Some very belated, and very disorganized, and unforgiveably unreciped, tidbits from the past weeks:
Lucky boyfriend got three birthday cakes this year: favorite flourless chocolate, pumpkin cake, and a (very messy but delicious) triple-layer mint chocolate chip ice cream cake with mint chocolate ganache and whipped topping (one layer was another flourless chocolate, so this might’ve had an unfair edge on being the best of the three.)

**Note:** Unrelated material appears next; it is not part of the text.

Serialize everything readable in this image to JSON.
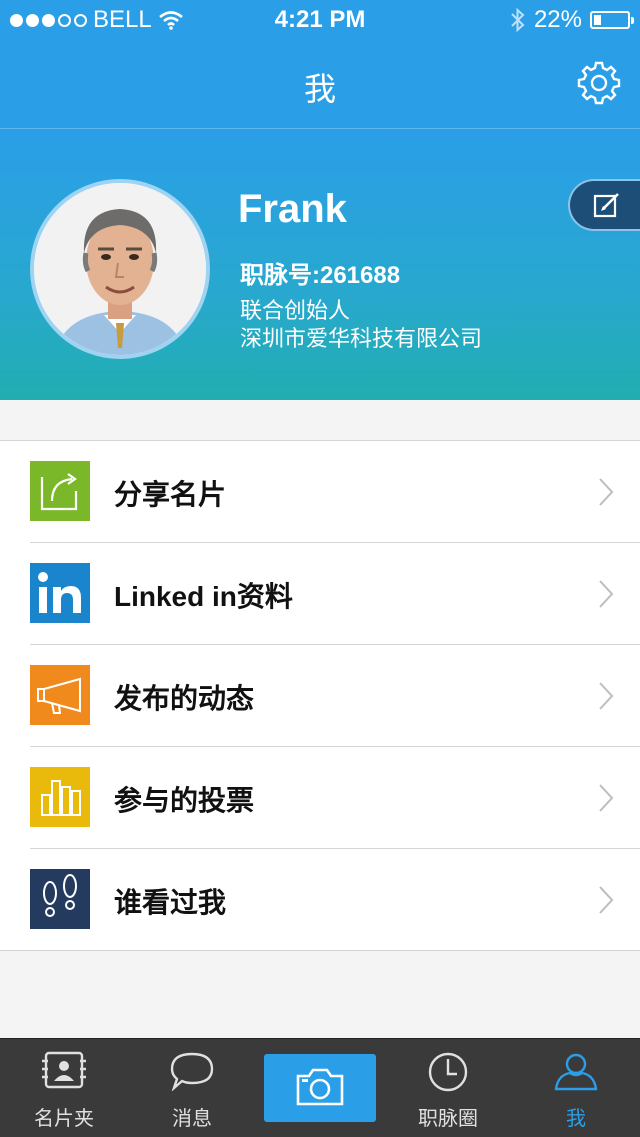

I flew home for Thanksgiving to be with my family and spent three days straight cooking: multiple loaves of Mark Bittman’s No-Knead Bread (I feel like an idiot for ever having even experimented with bread recipes other than this one). Savory cornbread to turn into a marvelous stuffing and sweet cornbread (for which I made homemade buttermilk for the first time) to bring to a family friend’s Thanksgiving potluck. Melissa Clark’s Mashed Potato Casserole which I worried would verge on Deen-esque and did, gloriously so. Roasted sweet potatoes tossed with olive oil, salt and chili powder. Very garlicky hummus. Brussels sprouts steamed with caramelized shallots. Vegan wild rice pilaf with sauteed onions, apples and raisins and toasted chopped almonds. Turkey. My mom made cranberry sauce, as she does every year, with a recipe I just found out this year is her grandmother’s. She does the pies, too, before the sun rises, and made an extra that my dad and I ate for breakfast and lunch. I made apple yogurt cake, trying to recreate one that I’d invented before but not written down (successfully!). And flourless chocolate cake, again. And vegan pumpkin chocolate cake. And pumpkin butter with fresh-squeezed apple juice and lots of ginger that turned out even better than Trader Joe’s. I couldn’t stop. It was the perfect vacation.






Dinner last Wednesday: three kinds of kimchi from Woorijip, Trader Joe’s bulgogi marinated boneless beef short ribs (panfry for five minutes on each side, these are effortless and REALLY REALLY GOOD), and rice noodles with sesame sauce, broccoli, spinach and bok choy that I’d made the day before.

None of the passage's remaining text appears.